COS 72-10 - The bee microbiome: Urbanization, flowers, and parasites

Tuesday, August 8, 2017: 4:40 PM
E146, Oregon Convention Center
Hamutahl Cohen1, Quinn McFrederick2 and Stacy M. Philpott1, (1)Environmental Studies, University of California, Santa Cruz, Santa Cruz, CA, (2)Entomology, UC Riverside
Background/Question/Methods

As a bee forages for pollen and nectar, it acquires beneficial and pathogenic microbes from flowers. In human-influenced landscapes, variation in vegetative and floral diversity may therefore influence bee-microbe interactions. This study asks how variation in the resources available to bees in urban settings influences the composition of the microbiome and infection by fungal parasites in the Blue Orchard Bee, Osmia lignaria.

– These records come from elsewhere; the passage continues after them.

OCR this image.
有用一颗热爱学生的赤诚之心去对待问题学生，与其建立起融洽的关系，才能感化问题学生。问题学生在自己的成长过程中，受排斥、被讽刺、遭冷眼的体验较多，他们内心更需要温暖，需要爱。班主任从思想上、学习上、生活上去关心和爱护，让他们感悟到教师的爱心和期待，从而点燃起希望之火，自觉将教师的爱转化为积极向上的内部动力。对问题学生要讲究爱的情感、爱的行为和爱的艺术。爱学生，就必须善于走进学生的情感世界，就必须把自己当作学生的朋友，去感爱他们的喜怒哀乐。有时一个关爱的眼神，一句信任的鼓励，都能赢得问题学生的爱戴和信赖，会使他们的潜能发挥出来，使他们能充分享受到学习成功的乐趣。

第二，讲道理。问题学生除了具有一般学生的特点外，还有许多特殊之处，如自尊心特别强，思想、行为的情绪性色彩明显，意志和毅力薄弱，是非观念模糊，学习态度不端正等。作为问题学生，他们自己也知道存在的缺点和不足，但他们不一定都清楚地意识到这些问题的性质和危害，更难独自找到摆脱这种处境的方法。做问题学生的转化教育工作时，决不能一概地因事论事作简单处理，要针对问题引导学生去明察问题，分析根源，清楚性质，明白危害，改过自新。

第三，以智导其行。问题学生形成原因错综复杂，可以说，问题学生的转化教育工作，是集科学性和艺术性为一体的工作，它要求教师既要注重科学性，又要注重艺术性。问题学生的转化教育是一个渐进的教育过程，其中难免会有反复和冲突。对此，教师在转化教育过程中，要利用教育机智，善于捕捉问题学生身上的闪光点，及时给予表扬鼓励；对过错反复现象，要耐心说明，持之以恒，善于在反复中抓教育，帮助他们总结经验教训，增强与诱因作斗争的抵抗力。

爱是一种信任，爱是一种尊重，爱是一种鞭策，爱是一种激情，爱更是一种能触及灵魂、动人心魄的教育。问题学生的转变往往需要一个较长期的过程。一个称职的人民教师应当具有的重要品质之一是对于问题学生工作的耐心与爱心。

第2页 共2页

Bees were installed and collected in 17 urban garden field sites in along the central coast of California. At each garden we measured local vegetation using random sampling in 1x1m plots at the center of each garden. We determined landcover composition with ArcGIS. To determine if bee diversity influences microbiome composition, we measured bee diversity at each site using visual transects. At the time of bee installation, we also reared a subset of bees in sterile petri dishes as controls to determine if the environment is important for microbiome composition. In the lab, we used 16S amplicon Illumina sequencing an average of 19 bees/garden and 10 control bees. We clustered sequences into OTUs and analyzed alpha and beta diversity with Qiime. We tested each bee for fungal infections by: Crithidia spp., Ascosphaera spp., Aspergillus spp., and Apicystis spp.

Results/Conclusions

We found 42,104 distinct OTUs across all bees. To compare the community of microbes in bees from controls and bees sorted into experimental sites, we used NMDS ordination to plot differences in community composition, finding that the environment does confer a unique community of microbes to bees (p< 0.001). When we categorized urban gardens into “urban” or “natural” landscapes we found that 40 bacterial OTUs were higher in abundance in bees from sites with urban landscapes (p<0.05). Bees from sites with urban landscapes also had a greater range of OTU alpha diversity (200-800 OTU) in comparison to bees form sites with predominately natural landscapes (200-450 OTU). We also found that urbanization also positively drives bee species richness (p=0.051), and that this bee diversity is positively correlated with OTU richness in O. lignia (p=0.007), suggesting that urbanization-mediated increases in bee diversity influences increases in microbiome diversity. In understanding the implications of this finding, it is important to note that while the microbiome is important for bee health, a diversity of microbiomes is not necessarily “better”: some microbes are pathogenic, microbes can compete for resources, and diversity has not been experimentally addressed.